What I am so excited about is this wonderful position statement that summarizes all of the evidence. It also includes an algorithm for physicians who have told us that they don't know when to refer patients. It clearly outlines in the algorithm for physicians that newly diagnosed patients with diabetes should receive a referral for diabetes education.

Patients who have a change in their condition or are developing a new complication should receive a referral for education. Or it could be a patient who is taking on a new complex task or who hasn't been able to handle their care, or patients who have had frequent visits to the emergency room or frequent hospitalizations, or those who are transitioning in life from living at home to living in a care facility. All of those critical points are outlined and are all based on the science of when those tasks and referrals should be made. They are available in this position statement.

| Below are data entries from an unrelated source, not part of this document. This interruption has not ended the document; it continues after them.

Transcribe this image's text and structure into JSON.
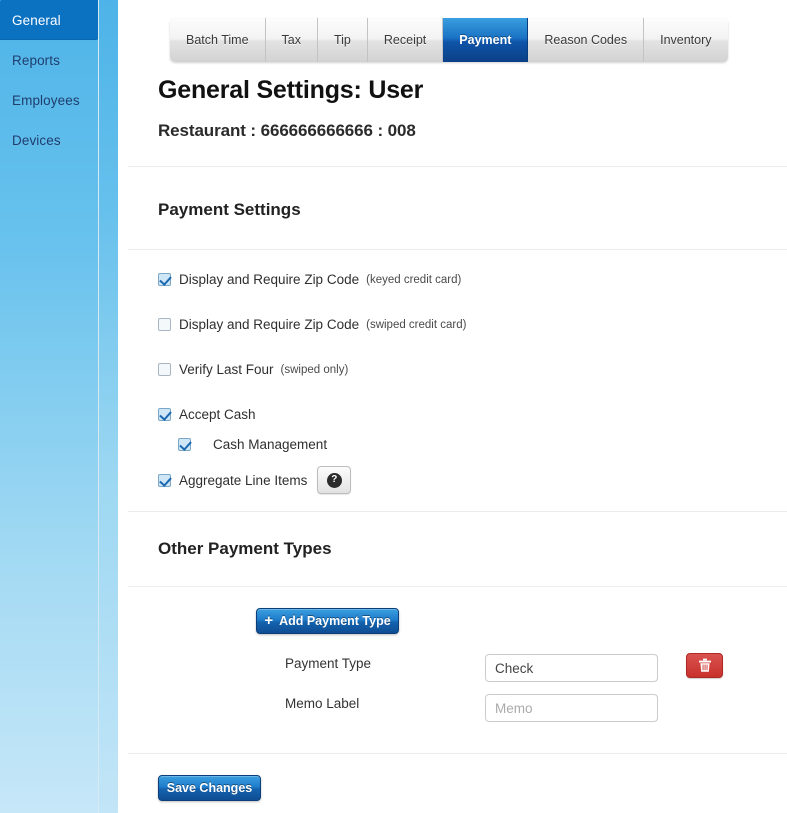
{
  "sidebar": {
    "items": [
      {
        "label": "General",
        "active": true
      },
      {
        "label": "Reports",
        "active": false
      },
      {
        "label": "Employees",
        "active": false
      },
      {
        "label": "Devices",
        "active": false
      }
    ]
  },
  "tabs": [
    {
      "label": "Batch Time",
      "active": false
    },
    {
      "label": "Tax",
      "active": false
    },
    {
      "label": "Tip",
      "active": false
    },
    {
      "label": "Receipt",
      "active": false
    },
    {
      "label": "Payment",
      "active": true
    },
    {
      "label": "Reason Codes",
      "active": false
    },
    {
      "label": "Inventory",
      "active": false
    }
  ],
  "header": {
    "title": "General Settings: User",
    "subtitle": "Restaurant : 666666666666 : 008"
  },
  "payment_settings": {
    "section_title": "Payment Settings",
    "checkboxes": [
      {
        "label": "Display and Require Zip Code",
        "note": "(keyed credit card)",
        "checked": true,
        "indent": false
      },
      {
        "label": "Display and Require Zip Code",
        "note": "(swiped credit card)",
        "checked": false,
        "indent": false
      },
      {
        "label": "Verify Last Four",
        "note": "(swiped only)",
        "checked": false,
        "indent": false
      },
      {
        "label": "Accept Cash",
        "note": "",
        "checked": true,
        "indent": false
      },
      {
        "label": "Cash Management",
        "note": "",
        "checked": true,
        "indent": true
      },
      {
        "label": "Aggregate Line Items",
        "note": "",
        "checked": true,
        "indent": false
      }
    ],
    "help_icon": "question-mark-icon",
    "help_glyph": "?"
  },
  "other_payment_types": {
    "section_title": "Other Payment Types",
    "add_button_label": "Add Payment Type",
    "add_button_icon": "plus-icon",
    "plus_glyph": "+",
    "rows": [
      {
        "payment_type_label": "Payment Type",
        "payment_type_value": "Check",
        "memo_label": "Memo Label",
        "memo_value": "",
        "memo_placeholder": "Memo",
        "delete_icon": "trash-icon"
      }
    ]
  },
  "footer": {
    "save_label": "Save Changes"
  },
  "colors": {
    "sidebar_active": "#0b71c1",
    "tab_active": "#1463ae",
    "button_blue": "#1f7ccb",
    "delete_red": "#c9302c",
    "checkbox_check": "#1c68b0"
  }
}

The position statement was organized to be a user-friendly tool for primary care physicians to understand the importance of diabetes education and to easily access a means to understand the referral process. We have directed this position statement and developed it particularly for those who work in primary care, because the reality is that most people in the United States—more than 90% of people with type 2 diabetes—have their diabetes managed in primary care. We understand the many challenges that are going on in primary care, where physicians aren't just seeing a patient for diabetes but also for many, many other complex conditions that go along with diabetes.

I am happy to be here when we are launching this exciting tool, and I am very excited and enthused about the opportunity to reach more people with this very evidence-based service that we have to offer. Thank you very much for this opportunity to speak to you today.